GCP予算アラートをChatworkに通知する方法|Pub/SubとCloud Run Functions(第2世代)で自動化

GCP(Google Cloud)を利用していて一番怖いのは「いつの間にか予算を超えていた」という事態ですよね。標準のメール通知だと見逃しがちですが、普段使っているChatworkやLINEに通知が来れば安心です。 今回は、Pub/SubとCloud Run Functions(第2世代)を組み合わせて、予算状況を自動通知する仕組みを構築した際の備忘録をまとめます。


1. 全体の構成図

通知の流れは以下の通りです。

  1. Cloud Billing: 予算のしきい値を超えたらメッセージを発行
  2. Pub/Sub: メッセージを受け取り、後続の関数へ渡す
  3. Cloud Run Functions: Pythonでメッセージを加工し、Chatwork APIを叩く

2. 事前準備

通知先となるChatworkで以下の情報を取得しておきます。

  • APIトークン
  • 通知先のルームID

3. GCP側の設定手順

① Pub/Subトピックの作成

まず、予算アラートの中継点となるトピックを作成します。

  • GCPコンソールで「Pub/Sub」→「トピック」に移動し、任意のID(例:budget-alerts)で作成します。

② 予算アラートの設定

  • 「お支払い」→「予算とアラート」から、対象の予算設定を開きます。
  • 「アクション」セクションで、**「Pub/Sub トピックをこの予算に接続する」**にチェックを入れ、先ほど作ったトピックを選択します。

③ Cloud Run Functionsの作成

第2世代(Python 3.11以上推奨)で作成します。

  • トリガー: Cloud Pub/Sub
  • イベントの種類: google.cloud.pubsub.topic.v1.messagePublished
  • 認証: 「認証が必要」を選択
  • Ingress: 「すべてのトラフィックを許可」

4. 実装コード(Python)

ここが一番のハマりポイントでした。第2世代では引数が (cloud_event) の1つになります。また、初期化時に飛んでくる「0円」の通知を無視するロジックを入れています。

main.py

Python

import base64
import json
import requests

def notify_chatwork(cloud_event):
    try:
        # データのデコード
        data_wrapper = cloud_event.data
        if isinstance(data_wrapper, (str, bytes)):
            data_wrapper = json.loads(data_wrapper)
        
        pubsub_data = data_wrapper["message"]["data"]
        message_str = base64.b64decode(pubsub_data).decode("utf-8")
        budget_info = json.loads(message_str)
        
        # データの抽出
        cost = budget_info.get('costAmount', 0)
        budget = budget_info.get('budgetAmount', 0)
        currency = budget_info.get('currencyCode', 'JPY')

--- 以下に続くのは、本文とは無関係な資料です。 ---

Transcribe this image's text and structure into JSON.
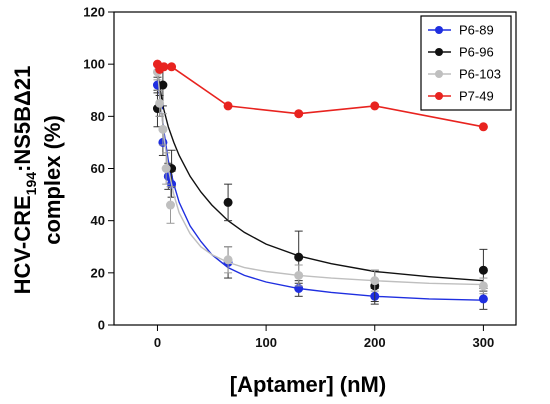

        # 利用額が 0 の場合はノイズになるのでスキップ
        if cost <= 0:
            return "Skipped: Cost is 0", 200
        
        # 通知メッセージ作成
        message = f"【GCP予算アラート】\n現在の利用額: {cost} {currency}\n予算設定額: {budget} {currency}"
        
        # Chatwork送信
        url = "https://api.chatwork.com/v2/rooms/【ルームID】/messages"
        headers = {"X-ChatWorkToken": "【APIトークン】"}
        params = {"body": message}
        
        res = requests.post(url, headers=headers, data=params)
        res.raise_for_status()
        
        return "OK", 200

    except Exception as e:
        print(f"Error detail: {e}")
        return f"Error: {e}", 500

requirements.txt

Plaintext

functions-framework==3.*
requests==2.31.0

5. ハマりポイントと解決策

構築中に遭遇したエラーとその対策です。

  • 403 Forbiddenエラー: Pub/Subサービスエージェントに「Cloud Run 起動元」の権限を付与する必要があります。IAM画面で「Google提供のロール付与を含める」にチェックを入れて設定しましょう。
  • NameError: name 'event’ is not defined: 第1世代のサンプルコードを参考にすると引数名でエラーになります。第2世代では cloud_event を使いましょう。
  • 通知が大量に来る: 予算設定直後などに0円の通知が複数来ることがあります。コード内で cost <= 0 の判定を入れることで解決しました。

まとめ

これでGCPの予算をリアルタイムに近い形で監視できるようになりました! 一度設定してしまえば、他のプロジェクトでも応用が効くのでおすすめです。